INTERIM FINANCIAL STATEMENTS — The unaudited consolidated financial statements for the three months ended June 30, 2025, and 2024, were prepared by us and include all normal and recurring adjustments that, in the opinion of management, are necessary for a fair presentation of our financial position, results of operations, changes in comprehensive income, and cash flows for such periods. Operating results for the three months ended June 30, 2025, and 2024, are not necessarily indicative of results that may be expected for any other interim period or for the full fiscal year ended March 31, 2026, or any other future period. These unaudited consolidated financial statements do not include all disclosures required by the accounting principles generally accepted in the United States (“US GAAP”) for annual financial statements. Our audited consolidated financial statements are contained in our annual report on Form 10-K for the year ended March 31, 2025 (“2025 Annual Report”), which should be read in conjunction with these interim consolidated financial statements.
 
USE OF ESTIMATES — The preparation of financial statements in conformity with US GAAP requires management to make estimates and assumptions that affect the reported amounts of assets and liabilities, disclosure of contingent assets and liabilities as of the date of the financial statements, and the reported amounts of revenues and expenses during the reporting periods. Estimates are used when accounting for items and matters including, but not limited to, revenue recognition, residual values, vendor consideration, goodwill and intangible assets, allowance for credit losses, inventory obsolescence, and the recognition and measurement of income tax assets and other provisions and contingencies. We base our estimates on historical experience and on various other assumptions that we believe to be reasonable under the circumstances. Actual results may differ from these estimates.

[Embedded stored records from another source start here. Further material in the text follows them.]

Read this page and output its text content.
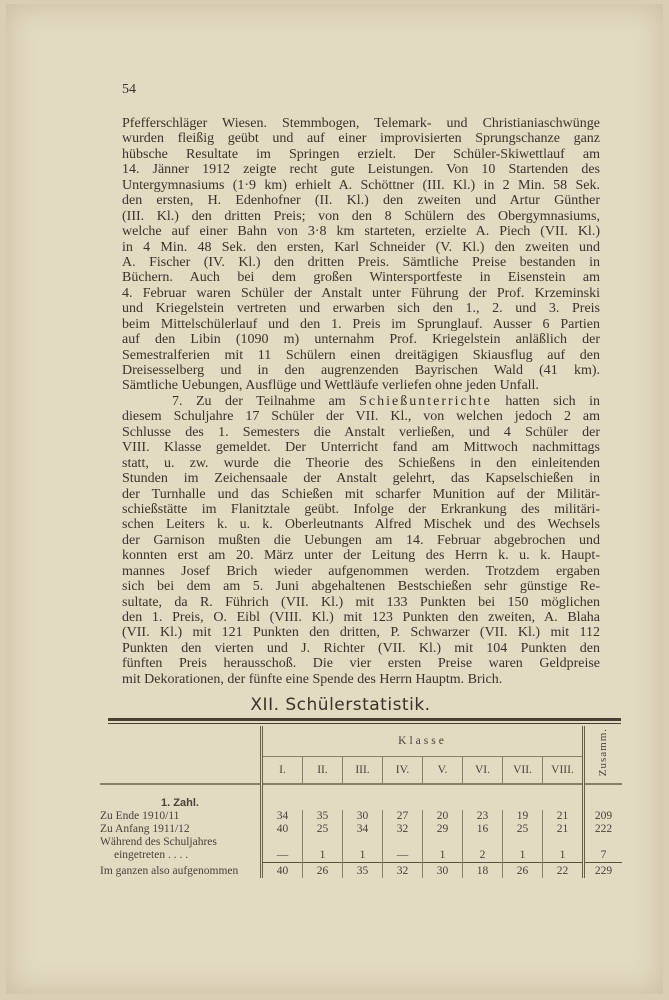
54
Pfefferschläger Wiesen. Stemmbogen, Telemark- und Christianiaschwünge
wurden fleißig geübt und auf einer improvisierten Sprungschanze ganz
hübsche Resultate im Springen erzielt. Der Schüler-Skiwettlauf am
14. Jänner 1912 zeigte recht gute Leistungen. Von 10 Startenden des
Untergymnasiums (1·9 km) erhielt A. Schöttner (III. Kl.) in 2 Min. 58 Sek.
den ersten, H. Edenhofner (II. Kl.) den zweiten und Artur Günther
(III. Kl.) den dritten Preis; von den 8 Schülern des Obergymnasiums,
welche auf einer Bahn von 3·8 km starteten, erzielte A. Piech (VII. Kl.)
in 4 Min. 48 Sek. den ersten, Karl Schneider (V. Kl.) den zweiten und
A. Fischer (IV. Kl.) den dritten Preis. Sämtliche Preise bestanden in
Büchern. Auch bei dem großen Wintersportfeste in Eisenstein am
4. Februar waren Schüler der Anstalt unter Führung der Prof. Krzeminski
und Kriegelstein vertreten und erwarben sich den 1., 2. und 3. Preis
beim Mittelschülerlauf und den 1. Preis im Sprunglauf. Ausser 6 Partien
auf den Libin (1090 m) unternahm Prof. Kriegelstein anläßlich der
Semestralferien mit 11 Schülern einen dreitägigen Skiausflug auf den
Dreisesselberg und in den augrenzenden Bayrischen Wald (41 km).
Sämtliche Uebungen, Ausflüge und Wettläufe verliefen ohne jeden Unfall.
7. Zu der Teilnahme am Schießunterrichte hatten sich in
diesem Schuljahre 17 Schüler der VII. Kl., von welchen jedoch 2 am
Schlusse des 1. Semesters die Anstalt verließen, und 4 Schüler der
VIII. Klasse gemeldet. Der Unterricht fand am Mittwoch nachmittags
statt, u. zw. wurde die Theorie des Schießens in den einleitenden
Stunden im Zeichensaale der Anstalt gelehrt, das Kapselschießen in
der Turnhalle und das Schießen mit scharfer Munition auf der Militär-
schießstätte im Flanitztale geübt. Infolge der Erkrankung des militäri-
schen Leiters k. u. k. Oberleutnants Alfred Mischek und des Wechsels
der Garnison mußten die Uebungen am 14. Februar abgebrochen und
konnten erst am 20. März unter der Leitung des Herrn k. u. k. Haupt-
mannes Josef Brich wieder aufgenommen werden. Trotzdem ergaben
sich bei dem am 5. Juni abgehaltenen Bestschießen sehr günstige Re-
sultate, da R. Führich (VII. Kl.) mit 133 Punkten bei 150 möglichen
den 1. Preis, O. Eibl (VIII. Kl.) mit 123 Punkten den zweiten, A. Blaha
(VII. Kl.) mit 121 Punkten den dritten, P. Schwarzer (VII. Kl.) mit 112
Punkten den vierten und J. Richter (VII. Kl.) mit 104 Punkten den
fünften Preis herausschoß. Die vier ersten Preise waren Geldpreise
mit Dekorationen, der fünfte eine Spende des Herrn Hauptm. Brich.
XII. Schülerstatistik.
	Klasse								Zusamm.
	I.	II.	III.	IV.	V.	VI.	VII.	VIII.	

1. Zahl.									
Zu Ende 1910/11	34	35	30	27	20	23	19	21	209
Zu Anfang 1911/12	40	25	34	32	29	16	25	21	222

Während des Schuljahres
eingetreten . . . .	—	1	1	—	1	2	1	1	7
Im ganzen also aufgenommen	40	26	35	32	30	18	26	22	229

CONCENTRATIONS OF RISK — A substantial portion of our sales are products from Cisco Systems, which represented approximately 26% and 36% of our net sales for the three months ended June 30, 2025, and 2024, respectively.
 
SIGNIFICANT ACCOUNTING POLICIES — The significant accounting policies used in preparing these Consolidated Financial Statements were applied on a basis consistent with those reflected in our Consolidated Financial Statements for the year ended March 31, 2025, except for the changes provided in Note 2, “Recent Accounting Pronouncements.”